ISO: 50 - 400. Up to 800 in trick modes.

LENS: 6.3 - 18.9mm f/3.1 - 5.9, 3x zoom (about the same as a 38 - 114 mm would look on a 35 mm film camera), 6 elements, 5 groups, convex front surface, one aspheric. It's tinier than the other tiny lenses used on these cameras and doesn't have to extend very far when turned on.

NO OPTICAL FINDER: use the bright LCD.

FOCUS:

AF Zones: 9

Focus Modes: Auto, Macro, Hyperfocal, Infinity, Manual.

AF Assist lamp.

Close Focus: 16" normal mode, 4" in macro mode (at wide setting)

LCD SCREEN: 2.5," blindingly bright and auto-adjusting. 480 x 240 resolution (115,200 pixels).

SIZE: 2.39 x 3.75 x 0.78" rated, excluding projections.

WEIGHT: 4.16 oz, stripped naked.

POWER: Li-ion battery recharged in external charger.

PRICE: $249 MSRP, September 2006.

PERFORMANCE

LCD Screen: 2.5," bright enough to use outdoor in direct sunlight. It's a tiny bit red, coarse, and has a little less contrast than screens on more expensive cameras.

LENS

The lens is tinier than other compact cameras. It's wonderfully sharp, but will get soft and have more chromatic aberration than more expensive cameras in the corners.

Distortion: The lens has more distortion than other cameras at the mid and tele positions. It corrects perfectly in Photoshop CS2's lens distortion filter using these figures:

+4 at 6.3mm wide, -2.5 at 10.4mm mid, -4 at 14.5mm, -3.0 at 18.9 (tele)

MECHANICS: Its case is aluminum and the buttons are mostly plastic. The EX-Z70 I used was made in China.

PICTURE QUALITY: The lens is sharp, but has a lot of distortion if you care. It corrects easily in Photoshop CS2's lens distortion filter. It can get soft in the corners. TIP: The default sharpening is harsh. I prefer the sharpness set to -1 and the saturation set to +1.

COLOR and EXPOSURE: Color is fine, but be careful sure not to overexpose. Like most compacts, the EX-Z70 tends to err towards overexposure. I set my L/R nav buttons to exposure compensation, so with the real-time YRGB histogram it's easy to get perfect exposure.

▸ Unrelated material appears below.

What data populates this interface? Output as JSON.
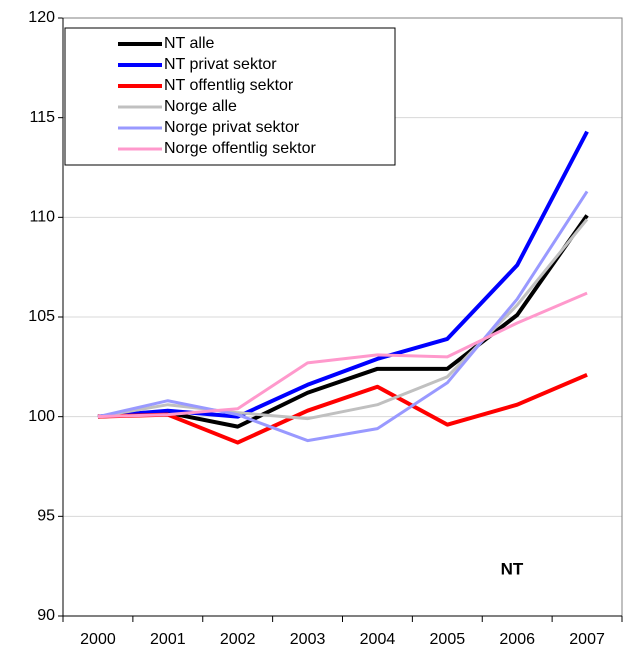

WHITE BALANCE: The EX-Z70 has the best Auto White Balance of any camera I've used to date, including multi-thousand dollar DSLRs. It gives perfect results even under tungsten light. It sets perfectly even under residential indoor tungsten. The EX-Z70 doesn't look orange like every other camera does on AWB indoors.

FLASH RECYCLE TIME: It still takes a while, just like the other Casios. If you shoot a lot of people photo with flash you'll be happier with a Canon SD550 or SD700., since they don't make you wait as long for the flash to recharge.

VIDEO

Video is OK. The default image size is only 512 x 384, not 640 x 480.

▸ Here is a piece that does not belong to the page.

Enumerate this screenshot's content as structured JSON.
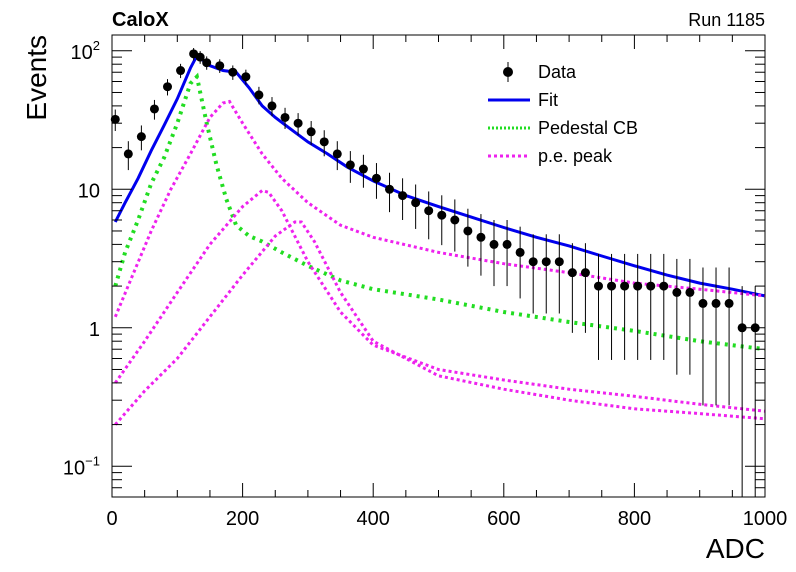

10 second clips have file sizes of:

LP: 2.9 MB (320 x 240 @ 15 fps)

NORMAL: 7.5 MB (512 x 384 @ 30 fps)

HQ: 12.9 MB (640 x 480 @ 30 fps)

File size is big but the files are easy to read on most computers. The EX-Z70 uses the simple motion JPEG format, which wastes a lot of file space compared to the more advanced (but unrelated) MPEG formats. Motion JPEG makes no use of motion vectors and is not as efficient for encoding video. The Casio EX-Z850, EX-Z750 and EX-S600 make the same 10 second file with Normal quality only using 2.7 MB of file space, and those cameras have higher video resolution as well (640 x0 480 vs. 512 x 384).

BATTERY LIFE: I haven't killed it yet after 200 shots on my first charge.

DATA:

Transfer: slow: 25 seconds to transfer 20 MB or 14 photos. it's only the old USB 1.1 standard (12 Mb/s, not 480 Mb/s!) This drives me nuts and is why I suggest other cameras with fast transfer times like the Casio EX-S600, Canon SD550 or Canon SD700.

Formatting: My 1GB 32x Lexar SD card reformats in 10 seconds. My 2 GB Sandisk Extreme II reformats in 6.3 seconds. My old 256MB Sandisk blue card formats in a couple of seconds.

Best Shot Editor

Hackers will want to try this to create and edit their own best shot modes.

RECOMENDATIONS

The EX-Z70 is a swell camera that's easy to love. It weighs the same as the higher-end cameras, but has a little bigger size. This means it's less dense, and feels like it weighs less in your pocket.

It looks great and works wonderfully. I'd be all over it, except that at $249 it's very close in price to much better models. if your budget is $249 then go for it. If you have $299, go for a Casio EX-S600 or Canon SD550.